Particle therapy is the state of the art in cancer treatment. Charged particles such as protons (or carbon ions) are directed at tumors with high energy to destroy them. A major advantage of this form of therapy is that the particle beams can be stopped at a specific point in the tissue, thereby reducing the impact on healthy tissue. Among the known effects on surrounding tissue is an effect known as RICE (Radiation-Induced Contrast Enhancement), which shows up as a strong contrast in radiological images. How often, when, in what progression and with what effects on the quality of life these changes occur has now been investigated in a study at MedAustron. The focus was on the treatment of tumors of the CNS or near the skull base.

Rare & Asymptomatic

“In our study, we examined the course of 421 patients treated with proton beams between 2017 and 2021,” explains Dr. Carola Lütgendorf-Caucig, lead author of the study and Clinical Director Radiooncology and Director of Pediatric and CNS Particle Therapy at MedAustron. “In summary, the overall incidence of RICE was low at 15% and the majority of cases were asymptomatic. Further studies also showed that patients did not experience any reduction in quality of life as a result of RICE.” Another finding of the study was that the median duration of RICE was 9 months. This also confirms that these changes are reversible.
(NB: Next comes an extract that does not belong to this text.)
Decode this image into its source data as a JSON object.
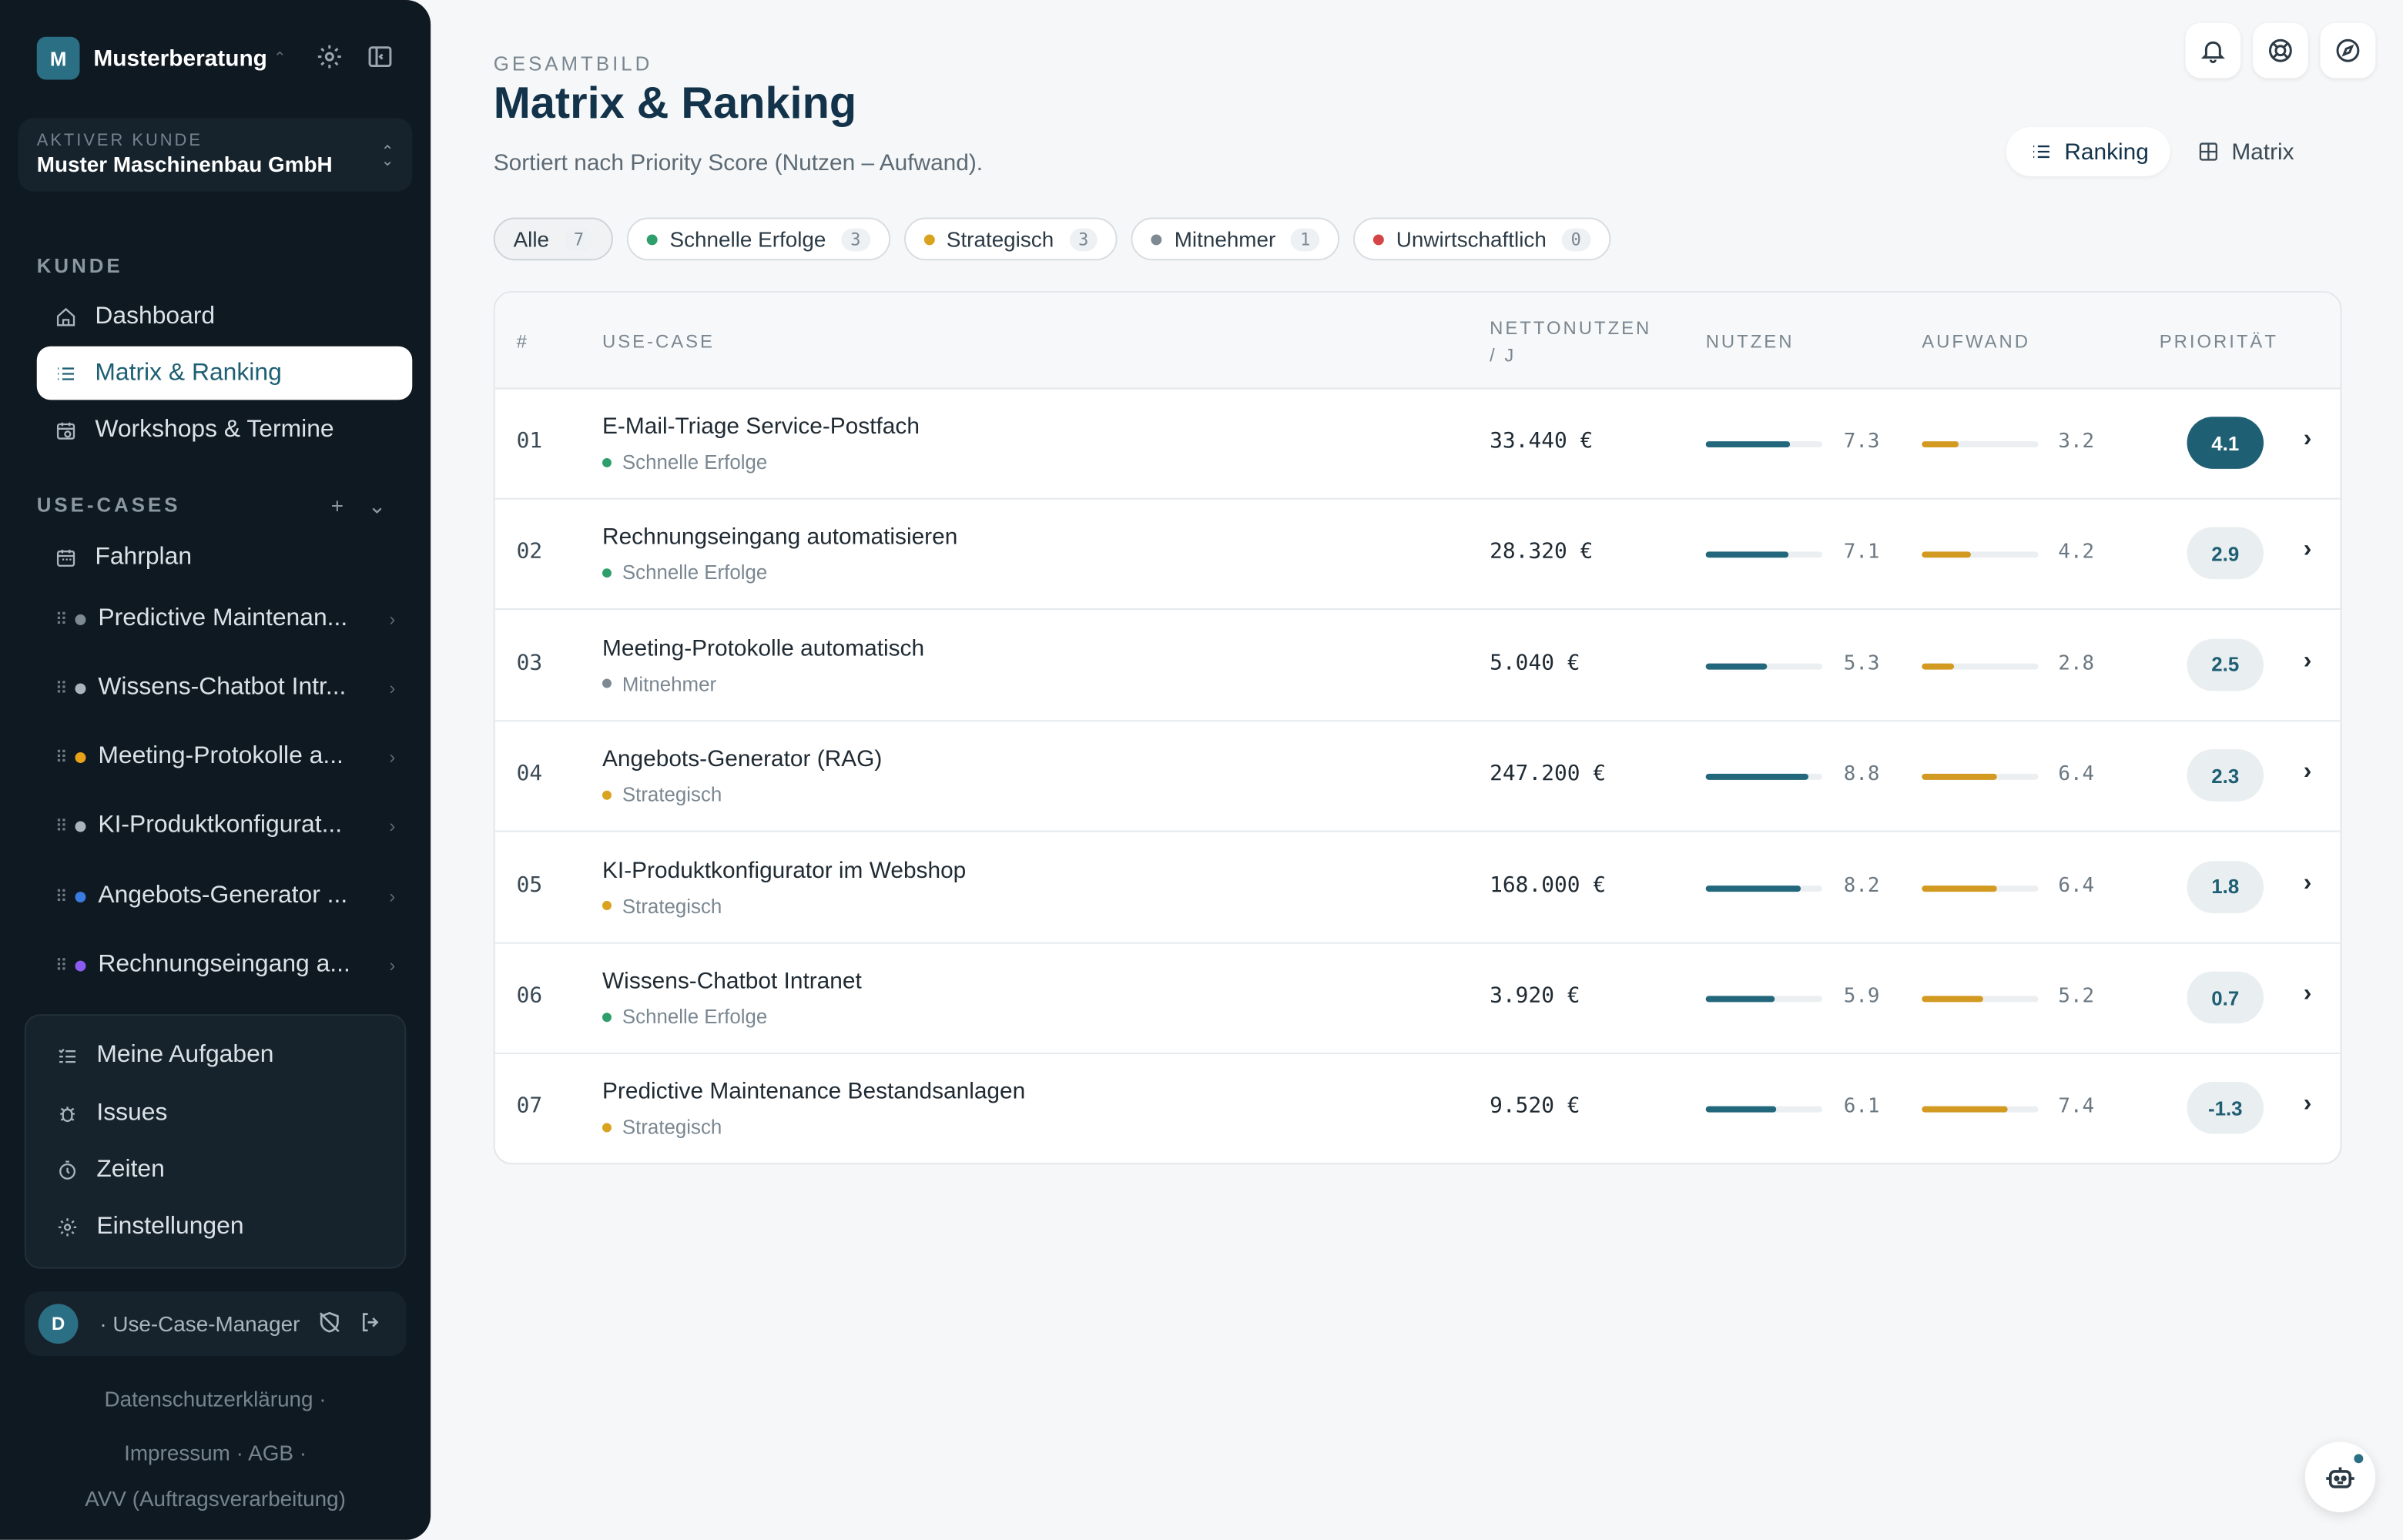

The large size of the study also allowed for complex statistical analyses that provided further insight into RICE. The study team was particularly interested in the influence of previous treatments or diseases on the occurrence and course of RICE – an issue that is important for the careful planning of proton beam treatment. “We were able to identify two important factors”, explains Prof. Petra Georg, Head of the Division of Radiotherapy – Radiation Oncology at the Krems University Hospital, a teaching and research site of the KL Krems, and last author of the study. In particular, the previous irradiation of the tumor had an effect. In fact, it was shown that this increased the risk of a symptomatic course of RICE. However, this was the only factor studied that showed this increased risk.” The research team also found that a history of diabetes increased the likelihood of RICE. However, factors such as gender and age (among others) did not play a significant role.

Reversible RICE

The study, which has now been published in the International Journal of Radiation Oncology, impressively demonstrates the safety of proton therapy in relation to the tissue surrounding the tumor. It also makes a significant contribution to better differentiating the radiological effects of radiotherapeutic tumor treatments. In fact, these types of cancer treatments have different effects on the surrounding (healthy) tissue, which can be seen in high-contrast imaging techniques. “Currently, in the official terminology for side effects, these are often summarized under the term “radiation necrosis”, explains Dr. Lütgendorf-Caucig. “However, necrosis is tissue damage that does not heal, whereas the tissue abnormalities known as RICE are reversible and – as we were able to show – often clinically asymptomatic.” This publication by the two partners in the Lower Austrian Oncology Research Network – MedAustron and KL Krems – summarizes the safety of proton beam therapy for surrounding healthy tissue. It also provides the basis for a better, clinically relevant classification of radiation-induced tissue changes.

Original Publication

Prospective analysis of radiation-induced contrast enhancement (RICE) and health-related quality of life following proton therapy for CNS and skull base tumors.

C. Lütgendorf-Caucig, M. Pelak, E. Hug, B. Flechl, B. Surböck, C. Marosi, U. Mock, L. Zach, Y. Mardor, O. Furman, H. Hentschel, J. Gora, P. Fossati, M. Stock, U. Graichen, S. Klee & P. Georg.